In its latest edition of the newsletter “The Market Mosaic,” however, trading resource Mosaic Asset Company cautioned that such outcomes are not guaranteed.
“Recent projections from the Fed suggest a few more rounds of rate cuts are expected before year-end. However, these projections vary widely,” it noted.
“Of the 19 officials offering forecasts, seven indicated there was no need for additional rate cuts. The conflicting pressures of rising inflation and weakening labor market data are causing divisions among central bank officials.”
The tension between inflation and labor market data makes this week’s jobless claims especially crucial for traders watching for sudden volatility.
Bitcoin poised for “significant political news”
Speculations regarding a major political announcement in the US this week affecting Bitcoin and altcoins are gaining attention as BTC price takes a hit.
In what many are interpreting as typical market frontrunning, crypto markets are declining following rumors of “significant political news” spreading on social media.
The nature of the announcement remains unclear, but in an X post on Sunday, Dennis Porter, CEO and cofounder of digital asset policy advocate Satoshi Fund, was quite direct.
He claimed the move, scheduled for Tuesday, could “reshape the course of Bitcoin politics.”
Crypto has grown sensitive to announcements from US political quarters in 2025 due to the initial excitement—and subsequent frustration—surrounding the Strategic Bitcoin Reserve.

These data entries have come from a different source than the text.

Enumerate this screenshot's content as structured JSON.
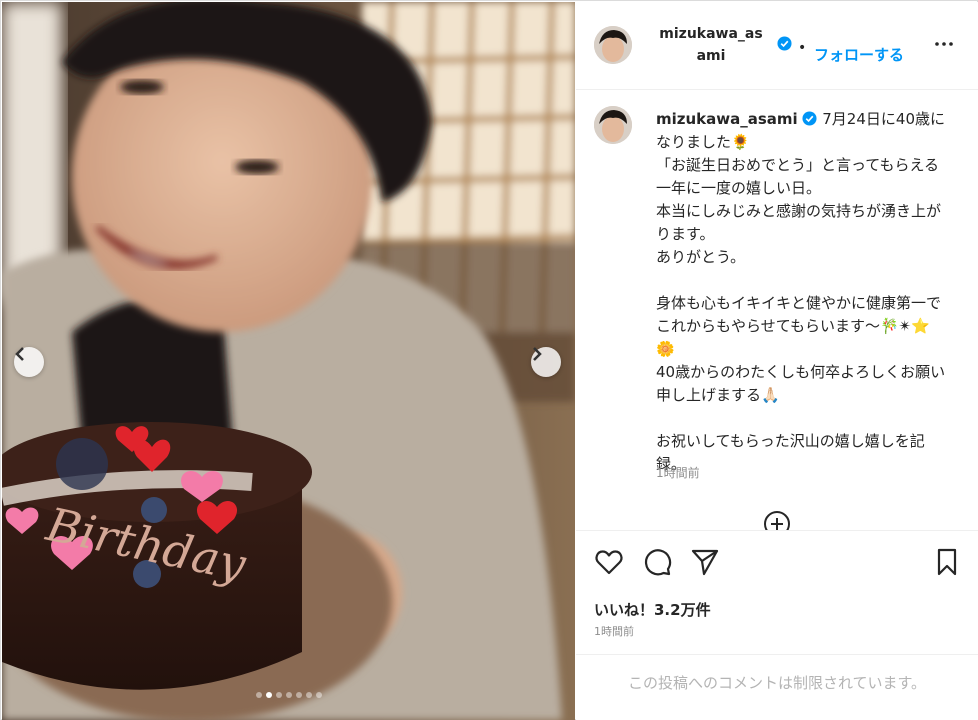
{
  "post": {
    "username": "mizukawa_asami",
    "follow_label": "フォローする",
    "separator": "•",
    "more_icon": "more-horizontal-icon",
    "verified_icon": "verified-badge-icon",
    "verified_color": "#0095f6"
  },
  "caption": {
    "username": "mizukawa_asami",
    "lines": [
      "7月24日に40歳になりました🌻",
      "「お誕生日おめでとう」と言ってもらえる一年に一度の嬉しい日。",
      "本当にしみじみと感謝の気持ちが湧き上がります。",
      "ありがとう。",
      "",
      "身体も心もイキイキと健やかに健康第一でこれからもやらせてもらいます〜🎋✴⭐🌼",
      "40歳からのわたくしも何卒よろしくお願い申し上げまする🙏🏻",
      "",
      "お祝いしてもらった沢山の嬉し嬉しを記録。"
    ],
    "time": "1時間前"
  },
  "actions": {
    "like_icon": "heart-icon",
    "comment_icon": "comment-icon",
    "share_icon": "send-icon",
    "save_icon": "bookmark-icon",
    "likes_text": "いいね！3.2万件",
    "time": "1時間前"
  },
  "comments": {
    "disabled_text": "この投稿へのコメントは制限されています。"
  },
  "carousel": {
    "prev_icon": "chevron-left-icon",
    "next_icon": "chevron-right-icon",
    "slide_count": 7,
    "active_index": 1
  }
}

The idea that the US government may buy a large amount of BTC had considerable initial traction, but subsequent statements from the Trump administration stifled the policy’s realization.
As Cointelegraph continues to report, however, the notion is still very much alive.

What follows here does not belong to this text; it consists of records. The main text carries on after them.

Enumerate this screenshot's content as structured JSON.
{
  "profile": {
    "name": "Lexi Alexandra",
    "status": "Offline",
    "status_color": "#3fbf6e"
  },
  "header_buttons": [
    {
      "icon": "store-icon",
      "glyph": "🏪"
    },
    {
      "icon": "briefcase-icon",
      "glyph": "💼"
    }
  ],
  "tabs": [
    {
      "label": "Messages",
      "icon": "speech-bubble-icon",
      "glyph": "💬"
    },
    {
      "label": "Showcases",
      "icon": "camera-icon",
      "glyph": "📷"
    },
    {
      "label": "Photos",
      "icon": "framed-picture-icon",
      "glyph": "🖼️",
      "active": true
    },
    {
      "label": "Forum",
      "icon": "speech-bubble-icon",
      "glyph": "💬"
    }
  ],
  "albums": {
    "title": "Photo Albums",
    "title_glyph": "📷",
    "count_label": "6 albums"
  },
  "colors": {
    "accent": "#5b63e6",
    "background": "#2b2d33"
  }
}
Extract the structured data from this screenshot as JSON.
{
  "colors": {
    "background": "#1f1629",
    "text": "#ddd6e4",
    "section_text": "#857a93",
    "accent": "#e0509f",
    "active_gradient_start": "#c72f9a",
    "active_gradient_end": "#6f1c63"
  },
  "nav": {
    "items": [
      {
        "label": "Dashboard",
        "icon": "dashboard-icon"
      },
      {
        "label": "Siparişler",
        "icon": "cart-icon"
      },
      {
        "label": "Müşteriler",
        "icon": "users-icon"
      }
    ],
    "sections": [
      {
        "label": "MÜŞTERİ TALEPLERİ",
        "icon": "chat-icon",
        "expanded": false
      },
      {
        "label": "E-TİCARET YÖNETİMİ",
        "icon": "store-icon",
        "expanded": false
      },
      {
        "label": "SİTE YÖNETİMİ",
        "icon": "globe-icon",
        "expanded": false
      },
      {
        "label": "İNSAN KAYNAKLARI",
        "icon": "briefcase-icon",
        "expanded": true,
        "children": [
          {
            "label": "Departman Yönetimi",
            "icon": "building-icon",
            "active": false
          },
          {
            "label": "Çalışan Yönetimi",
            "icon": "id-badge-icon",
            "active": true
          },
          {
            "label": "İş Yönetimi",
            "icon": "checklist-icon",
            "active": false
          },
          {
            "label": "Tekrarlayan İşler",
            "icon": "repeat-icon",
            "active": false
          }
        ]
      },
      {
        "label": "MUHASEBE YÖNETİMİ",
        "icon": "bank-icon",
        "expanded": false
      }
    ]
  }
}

“I firmly believe there’s a strong possibility the US government will announce this year that it has established the strategic Bitcoin reserve (SBR) and holds BTC as a strategic asset,” Alex Thorn, head of firmwide research at exchange Galaxy Digital, wrote on X earlier this month.
Thorn noted that the market has “undervalued” the likelihood of the SBR coming to fruition.
Last week, US lawmakers convened with crypto industry executives, including Strategy’s Michael Saylor, with discussions surrounding the SBR reportedly taking place.
Profit data indicating bull market peak is imminent
Stepping back from short-term fluctuations, fresh analyses suggest the market has entered a “pre-euphoria” state.
In one of its recent “Quicktake” blog posts, onchain analytics site CryptoQuant highlighted a key signal emerging from the market value to realized value (MVRV) metric.
MVRV compares Bitcoin’s market capitalization against the value of its supply at the time it last moved. The resulting ratio provides insight into whether the market is overvalued or undervalued at a particular price point.
CryptoQuant examined the 30-day rolling difference between MVRV figures for two Bitcoin investor categories: long-term (LTH) and short-term holders (STH).
The LTH-MVRV is diverging from the STH equivalent, indicating a growing profitability among coins held for six months or longer. Contributor Crazzyblockk refers to this as “pre-euphoria.”
“Historically, this phase has served as a direct precursor to a final, parabolic price surge in major bull cycles,” they stated.
An accompanying chart reveals that similar divergences preceded each Bitcoin cycle peak.
“The current market is reflecting this historical pattern. We have traversed through a healthy ‘Pre-Euphoria’ stage since the 2022 bottom, constructing a robust foundation for a substantial move,” the blog post remarked.
“Importantly, while the MVRV difference shows a clear upward trend, it has yet to reach the extreme levels typical of past market peaks. This indicates significant upside potential remains and that the cycle’s apex is still forthcoming.”
This article does not contain investment advice or recommendations. Every investment and trading move involves risk, and readers should conduct their own research when making a decision.